As a rule, human beings tend to respect men and women of the cloth. Christian priests and nuns are greatly respected by believers and even former students of Catholic schools. Muslim mullahs in Islam are followed by those who profess the faith. And so also sadhus and sants of the Sanatan Dharma.
Many of them have a huge following among the devout. Even the not-so-devout pay obeisance to so-called godmen and approach them for favours when the occasion requires.
True religion should make a person, irrespective of the faith he or she follows, a better human being. So if the priests themselves preach murder and hate, that would be most unexpected.
The sadhus, the seers and the sants who participated in the Dharam Sansad at Haridwar in the Bharatiya Janata Party-ruled state of Uttarakhand around Christmas spewed unprintable venom against the Muslims that would leave one wondering whether religion, any religion, preaches murder and mayhem.
Studied silence
Prime Minister Narendra Modi, as is his wont, kept a studied silence. I did not expect Home Minister Amit Shah to protest. Uttar Pradesh Chief Minister Adityanath I would place in the same category as the seers and the sants who were seen and heard in the Dharam Samsad. The only brave leader of the saffron party who spoke out against this battery of saffron clothed sadhus was Venkaiah Naidu, the country’s vice president.
Of course, Naidu hails from India South, where saner voices are often heard. Obviously, Venkaiah Naidu is a politician of the old school in the Vajpayee mould. Members of the minority communities, like me, must thank the Almighty for small mercies.

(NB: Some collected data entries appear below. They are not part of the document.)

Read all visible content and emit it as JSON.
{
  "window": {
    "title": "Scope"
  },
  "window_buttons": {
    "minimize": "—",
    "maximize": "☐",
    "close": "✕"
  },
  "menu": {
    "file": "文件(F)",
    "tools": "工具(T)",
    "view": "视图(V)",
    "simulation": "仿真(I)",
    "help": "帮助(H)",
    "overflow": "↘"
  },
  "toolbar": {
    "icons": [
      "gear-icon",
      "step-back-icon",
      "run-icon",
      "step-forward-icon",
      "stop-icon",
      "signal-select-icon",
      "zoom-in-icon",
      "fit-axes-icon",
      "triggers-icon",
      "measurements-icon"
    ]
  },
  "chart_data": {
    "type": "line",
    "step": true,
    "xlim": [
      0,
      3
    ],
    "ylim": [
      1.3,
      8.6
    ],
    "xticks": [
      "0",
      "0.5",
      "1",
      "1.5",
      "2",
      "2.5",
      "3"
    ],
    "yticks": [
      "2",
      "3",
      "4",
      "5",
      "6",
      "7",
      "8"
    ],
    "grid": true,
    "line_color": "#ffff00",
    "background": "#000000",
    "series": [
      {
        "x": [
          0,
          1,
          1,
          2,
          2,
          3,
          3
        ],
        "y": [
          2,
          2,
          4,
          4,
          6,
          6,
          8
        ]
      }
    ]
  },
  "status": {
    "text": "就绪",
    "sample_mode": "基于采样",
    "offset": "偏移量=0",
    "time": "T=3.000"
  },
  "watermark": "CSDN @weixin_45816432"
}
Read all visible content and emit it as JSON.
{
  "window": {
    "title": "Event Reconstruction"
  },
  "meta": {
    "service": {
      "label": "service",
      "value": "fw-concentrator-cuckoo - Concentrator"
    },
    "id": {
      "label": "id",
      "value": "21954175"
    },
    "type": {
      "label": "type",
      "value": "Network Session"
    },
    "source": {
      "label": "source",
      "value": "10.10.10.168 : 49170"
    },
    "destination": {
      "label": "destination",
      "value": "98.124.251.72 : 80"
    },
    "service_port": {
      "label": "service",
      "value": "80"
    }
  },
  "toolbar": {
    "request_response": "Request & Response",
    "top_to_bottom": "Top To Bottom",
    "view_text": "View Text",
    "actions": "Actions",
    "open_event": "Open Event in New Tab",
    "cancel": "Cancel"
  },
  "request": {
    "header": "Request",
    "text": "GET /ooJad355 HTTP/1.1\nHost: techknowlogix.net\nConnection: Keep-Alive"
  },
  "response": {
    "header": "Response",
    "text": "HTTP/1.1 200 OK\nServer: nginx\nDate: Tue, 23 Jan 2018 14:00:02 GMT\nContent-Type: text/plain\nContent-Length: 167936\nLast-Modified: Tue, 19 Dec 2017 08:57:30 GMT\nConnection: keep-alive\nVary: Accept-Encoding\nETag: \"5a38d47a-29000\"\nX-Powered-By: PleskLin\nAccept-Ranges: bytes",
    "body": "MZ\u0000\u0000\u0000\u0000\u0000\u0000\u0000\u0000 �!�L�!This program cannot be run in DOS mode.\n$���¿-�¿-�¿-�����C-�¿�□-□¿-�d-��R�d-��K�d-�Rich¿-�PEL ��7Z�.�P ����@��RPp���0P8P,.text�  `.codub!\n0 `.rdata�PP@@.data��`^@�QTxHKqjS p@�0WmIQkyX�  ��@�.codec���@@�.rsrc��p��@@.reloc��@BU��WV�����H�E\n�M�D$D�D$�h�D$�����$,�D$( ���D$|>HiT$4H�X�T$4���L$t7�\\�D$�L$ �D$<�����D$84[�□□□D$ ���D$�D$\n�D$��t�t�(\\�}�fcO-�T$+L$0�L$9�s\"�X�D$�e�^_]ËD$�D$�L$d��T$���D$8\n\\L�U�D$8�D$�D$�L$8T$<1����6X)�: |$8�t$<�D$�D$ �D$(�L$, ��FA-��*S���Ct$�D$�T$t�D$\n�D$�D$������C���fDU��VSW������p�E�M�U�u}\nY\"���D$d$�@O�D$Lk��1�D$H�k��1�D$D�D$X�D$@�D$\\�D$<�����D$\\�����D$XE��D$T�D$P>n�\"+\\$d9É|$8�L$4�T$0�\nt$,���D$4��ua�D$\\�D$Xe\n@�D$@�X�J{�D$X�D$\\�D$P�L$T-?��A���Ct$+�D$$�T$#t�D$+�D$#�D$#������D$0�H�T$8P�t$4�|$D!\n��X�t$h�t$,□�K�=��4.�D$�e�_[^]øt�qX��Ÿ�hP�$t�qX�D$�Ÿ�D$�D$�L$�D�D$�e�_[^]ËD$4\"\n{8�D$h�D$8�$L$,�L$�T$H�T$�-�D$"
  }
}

The atmosphere in our ancient land is becoming more and more menacing for the minorities. Modi’s obeisance to the Constitution when he first entered the portals of Parliament in 2014 is now seen in hindsight as one of his recurring sleights of hand. We have become so accustomed to his doublespeak that even when he speaks the truth one is inclined to wonder if there exists in his words a double-entendre.

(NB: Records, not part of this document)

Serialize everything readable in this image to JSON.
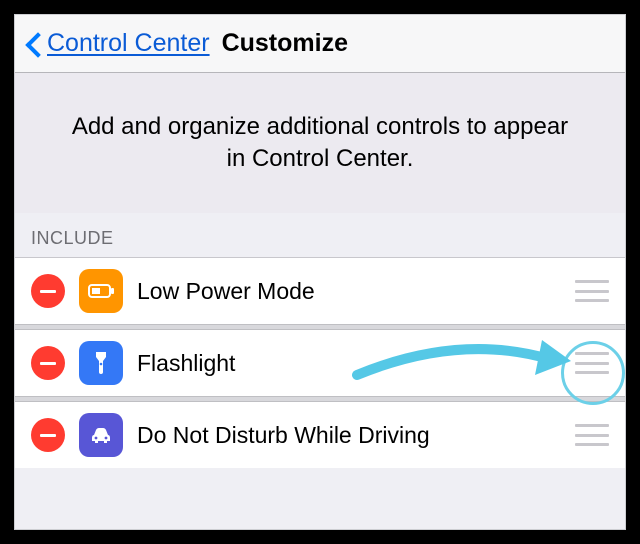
{
  "nav": {
    "back_label": "Control Center",
    "title": "Customize"
  },
  "description": "Add and organize additional controls to appear in Control Center.",
  "section_header": "INCLUDE",
  "rows": [
    {
      "label": "Low Power Mode",
      "icon": "battery",
      "bg": "#ff9500"
    },
    {
      "label": "Flashlight",
      "icon": "flashlight",
      "bg": "#3478f6"
    },
    {
      "label": "Do Not Disturb While Driving",
      "icon": "car",
      "bg": "#5856d6"
    }
  ]
}
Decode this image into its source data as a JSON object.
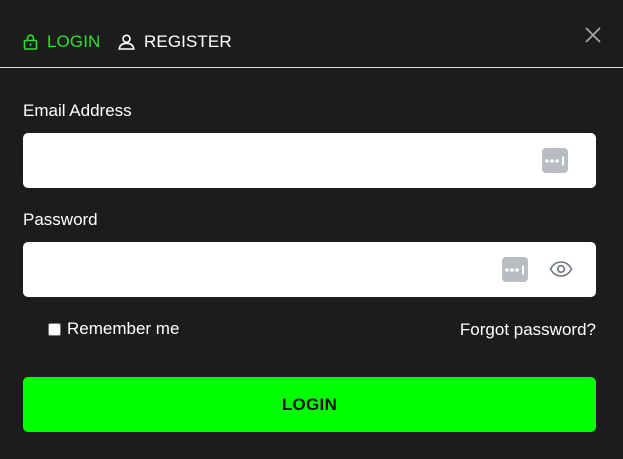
{
  "tabs": {
    "login_label": "LOGIN",
    "register_label": "REGISTER",
    "active": "login"
  },
  "form": {
    "email_label": "Email Address",
    "email_value": "",
    "password_label": "Password",
    "password_value": "",
    "remember_label": "Remember me",
    "remember_checked": false,
    "forgot_label": "Forgot password?",
    "submit_label": "LOGIN"
  },
  "icons": {
    "login_tab": "lock-icon",
    "register_tab": "user-icon",
    "close": "close-icon",
    "password_manager": "password-manager-icon",
    "show_password": "eye-icon"
  },
  "colors": {
    "background": "#1c1c1d",
    "accent": "#00ff00",
    "active_tab": "#2fe02a",
    "field_bg": "#ffffff",
    "pm_icon_bg": "#b9bcc3"
  }
}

The minorities are being pilloried consistently of late. Whether this is part of a strategy to gain traction in the coming state elections one does not know.

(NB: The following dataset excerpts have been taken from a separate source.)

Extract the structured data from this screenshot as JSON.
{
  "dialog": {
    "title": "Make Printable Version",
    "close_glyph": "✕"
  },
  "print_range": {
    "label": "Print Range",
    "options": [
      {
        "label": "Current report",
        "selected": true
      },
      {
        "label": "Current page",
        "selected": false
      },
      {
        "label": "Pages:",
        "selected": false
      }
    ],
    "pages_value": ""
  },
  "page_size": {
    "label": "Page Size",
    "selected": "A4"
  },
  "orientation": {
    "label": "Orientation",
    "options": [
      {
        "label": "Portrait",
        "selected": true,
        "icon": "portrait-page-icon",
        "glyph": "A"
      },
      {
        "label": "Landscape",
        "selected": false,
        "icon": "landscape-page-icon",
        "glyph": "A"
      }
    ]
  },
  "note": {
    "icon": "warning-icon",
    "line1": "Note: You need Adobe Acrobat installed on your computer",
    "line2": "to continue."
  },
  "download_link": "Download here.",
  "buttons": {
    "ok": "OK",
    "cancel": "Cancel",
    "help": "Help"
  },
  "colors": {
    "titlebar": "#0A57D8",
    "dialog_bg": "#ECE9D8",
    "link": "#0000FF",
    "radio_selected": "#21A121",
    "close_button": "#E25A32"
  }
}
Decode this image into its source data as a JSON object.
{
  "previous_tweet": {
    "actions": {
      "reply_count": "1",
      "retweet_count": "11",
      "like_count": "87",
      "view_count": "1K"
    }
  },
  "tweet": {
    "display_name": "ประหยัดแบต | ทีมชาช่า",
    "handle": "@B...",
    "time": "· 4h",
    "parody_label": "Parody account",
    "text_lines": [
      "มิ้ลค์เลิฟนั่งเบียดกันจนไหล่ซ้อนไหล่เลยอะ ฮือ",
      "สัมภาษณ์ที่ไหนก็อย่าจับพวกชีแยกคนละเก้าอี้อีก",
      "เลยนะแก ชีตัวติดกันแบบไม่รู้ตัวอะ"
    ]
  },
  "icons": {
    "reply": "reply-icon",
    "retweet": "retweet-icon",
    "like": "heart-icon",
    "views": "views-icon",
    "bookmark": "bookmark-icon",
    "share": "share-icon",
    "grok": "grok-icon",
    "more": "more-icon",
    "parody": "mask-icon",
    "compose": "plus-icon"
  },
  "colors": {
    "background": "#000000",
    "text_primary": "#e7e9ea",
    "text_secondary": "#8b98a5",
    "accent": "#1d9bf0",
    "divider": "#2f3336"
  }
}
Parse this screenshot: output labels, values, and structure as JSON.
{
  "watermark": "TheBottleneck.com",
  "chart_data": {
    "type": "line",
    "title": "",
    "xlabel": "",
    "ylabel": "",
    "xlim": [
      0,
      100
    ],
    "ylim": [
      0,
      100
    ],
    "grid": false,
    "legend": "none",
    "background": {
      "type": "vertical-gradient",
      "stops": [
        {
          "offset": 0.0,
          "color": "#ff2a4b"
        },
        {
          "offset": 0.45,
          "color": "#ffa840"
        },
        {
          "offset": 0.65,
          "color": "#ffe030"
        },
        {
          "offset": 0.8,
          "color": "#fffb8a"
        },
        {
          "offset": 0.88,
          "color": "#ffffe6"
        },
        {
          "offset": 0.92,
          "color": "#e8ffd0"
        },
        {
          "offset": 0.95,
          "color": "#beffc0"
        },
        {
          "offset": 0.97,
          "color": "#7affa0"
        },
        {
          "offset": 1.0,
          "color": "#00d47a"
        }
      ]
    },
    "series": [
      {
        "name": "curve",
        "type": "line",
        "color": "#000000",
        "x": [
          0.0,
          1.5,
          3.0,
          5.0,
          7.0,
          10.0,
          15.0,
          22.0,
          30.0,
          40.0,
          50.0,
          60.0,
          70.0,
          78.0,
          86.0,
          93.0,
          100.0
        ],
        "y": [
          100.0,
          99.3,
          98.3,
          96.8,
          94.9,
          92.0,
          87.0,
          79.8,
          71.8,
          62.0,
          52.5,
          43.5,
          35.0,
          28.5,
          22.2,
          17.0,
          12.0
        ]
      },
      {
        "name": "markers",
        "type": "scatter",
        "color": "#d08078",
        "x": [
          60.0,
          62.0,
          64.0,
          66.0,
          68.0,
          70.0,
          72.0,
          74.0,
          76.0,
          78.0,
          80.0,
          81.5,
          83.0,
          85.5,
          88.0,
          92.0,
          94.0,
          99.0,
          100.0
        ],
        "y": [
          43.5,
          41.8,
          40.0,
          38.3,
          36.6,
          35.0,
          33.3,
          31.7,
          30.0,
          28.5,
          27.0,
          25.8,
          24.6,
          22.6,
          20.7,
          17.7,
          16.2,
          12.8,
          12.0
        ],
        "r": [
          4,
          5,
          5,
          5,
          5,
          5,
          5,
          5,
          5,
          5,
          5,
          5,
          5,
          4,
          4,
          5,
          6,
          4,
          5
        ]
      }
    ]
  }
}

But what one does know is that both Muslims and Christians have got the jitters. The idea of India that this new dispensation dreams of is totally alien to the concept of an united country envisaged by the founding fathers of our Constitution. The very concept of a secular country, where those who followed a religion different from that of the majority have equal rights and equal citizenship status, is being dissolved in the vitriol of Hindutva rhetoric.
As a student at St Xavier’s School in Bombay seven decades ago, I shared my bench with Hindu, Muslim and Parsi classmates. At no stage did I or they feel any difference in the way we were treated by the Jesuit priests or by Catholic teachers who presided in the classroom. At no stage did I or they feel that we were a different breed because of our religious beliefs. In fact, religion never entered our thoughts and our daily discourse.
So also in college and at the work place where I did a two-year stint as a sub-editor in the National Standard, now renamed the Indian Express. Sharda Prasad, the news editor, who later became the Prime Minister’s Press Advisor, when India Gandhi was the incumbent, was very kind and supportive of a fledgling journalist.
Spreading like cancer
In my 36 years with the Indian Police Service, I never for a moment felt that I was being targeted for being a member of a minority community. On the contrary, my bosses who were predominantly Hindus, chose me for difficult assignments, very often far before my turn in the order of seniority.
If I had a run-in with a senior it had no connection with religious identity. It was more because of jealousy or even more likely an apprehension that I would squeal or expose wrongdoings.
All genteel secular equations will now change in the present atmosphere of majority dominance. If this evil is not squashed in its infancy, it will spread like a cancer and destroy the India of our dreams. In the larger context beyond public service if it is allowed to creep into the ethos of the Armed Forces, we as a country will sink rapidly.
The hate that has now spread in the body politic is everywhere. The divisiveness that has now become a fact of existence in India will become as ingrained in the body politic as the endemic corruption spawned by previous regimes. Just like we are finding it almost impossible to excise the day-to-day corruption that has destroyed our entrails, communalism spawned by the present rulers will destroy the unity that is a “sine quo non” for existence and that even Modi lip service to.
Destroying India’s unity
The sants of Haridwar need to be put behind bars without any further ado. Any further dithering on the action to be taken against them because the electoral fortunes will get unbalanced will only destroy the essential unity that the country badly requires.
A country as vast as India with its multi-religious, multi-lingual, multi-cultural dimensions can ill afford to have its 15% Muslims and 2% Christians alienated. Modi knows this. But his deafening silence on the issue is militating against unity.
It is a happy coincidence that along with the country’s vice president, four former chiefs of Indian Navy, one former chief of its Air Force, several retired bureaucrats, writers, intellectuals and now students of the leading management schools and their teachers have come out on the side of reason. The Home Ministry succumbed to pressure and restored the licence of Mother Teresa’s Missionaries of Charity to receive foreign contributions. It should hear our voices and move against hate and divisiveness also.
Julio Ribeiro served in several senior positions as a police officer and was India’s ambassador to Romania.